Yesterday, after I finished my lecture at one of Gaza's universities, my wife asked me to bring some bread from Gaza City. All bakeries in our area have stopped operating because of the lack of flour and cooking gas due to Israel's 18-month siege of the territory.

I drove throughout Gaza City to try to find some bread for my four children, instead finding a miserable scene. On the drive back to my home in the Maghazi refugee camp in the central Gaza Strip, I saw dozens of people lining up in rows to get bread from al-Yazji Bakery. I quickly realized that it would take one or two hours until it would be my turn in line, by which time I might not find bread at all. So I continued my drive back to Maghazi, without bread.

"Father, we want to eat, we don't have bread," my eldest daughter complained. I paused and then thought to ask my son Munir to bring some felafel sandwiches -- our answer to fast food -- so we can quickly fill our empty stomachs. Fortunately, after a while Munir returned carrying sandwiches bought at an inflated price.

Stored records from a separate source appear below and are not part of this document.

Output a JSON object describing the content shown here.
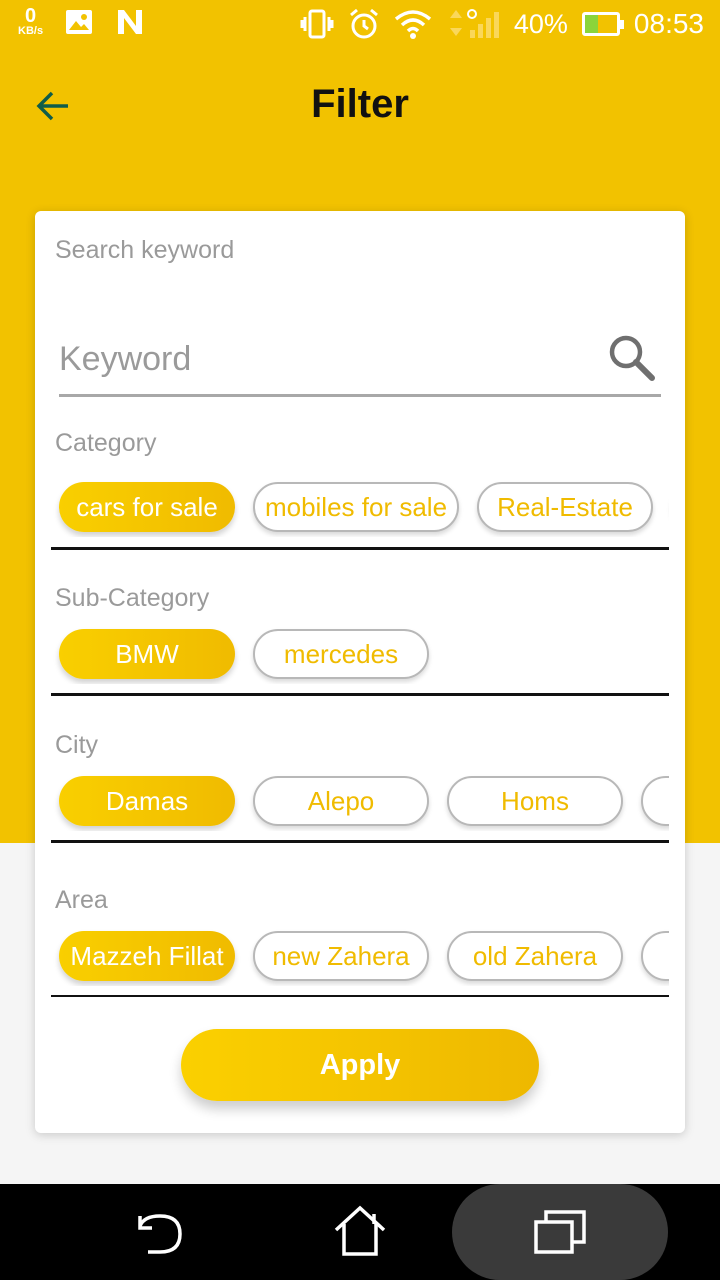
{
  "status_bar": {
    "kbs_value": "0",
    "kbs_unit": "KB/s",
    "battery_percent": "40%",
    "time": "08:53"
  },
  "toolbar": {
    "title": "Filter"
  },
  "search": {
    "label": "Search keyword",
    "placeholder": "Keyword"
  },
  "sections": {
    "category": {
      "label": "Category",
      "chips": [
        "cars for sale",
        "mobiles for sale",
        "Real-Estate"
      ],
      "selected": "cars for sale"
    },
    "sub_category": {
      "label": "Sub-Category",
      "chips": [
        "BMW",
        "mercedes"
      ],
      "selected": "BMW"
    },
    "city": {
      "label": "City",
      "chips": [
        "Damas",
        "Alepo",
        "Homs"
      ],
      "selected": "Damas"
    },
    "area": {
      "label": "Area",
      "chips": [
        "Mazzeh Fillat",
        "new Zahera",
        "old Zahera"
      ],
      "selected": "Mazzeh Fillat"
    }
  },
  "apply_label": "Apply",
  "colors": {
    "primary": "#f2c200",
    "chip_text": "#f0bb00",
    "label_gray": "#9a9a9a"
  },
  "nav_icons": [
    "back-icon",
    "home-icon",
    "recents-icon"
  ]
}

While we were eating, my wife asked me to drive early to Gaza City the next day so we might buy some bread. Imagine that today in Gaza, acquiring a simple package of bread requires getting up at daybreak, purchasing a gallon of expensive gas because it is smuggled in from Egypt, and that it will take two or three hours to complete the task! Of course, my family's story is not special. It is the story of all families in Gaza who are trying to survive a deliberate humanitarian crisis created by Israel.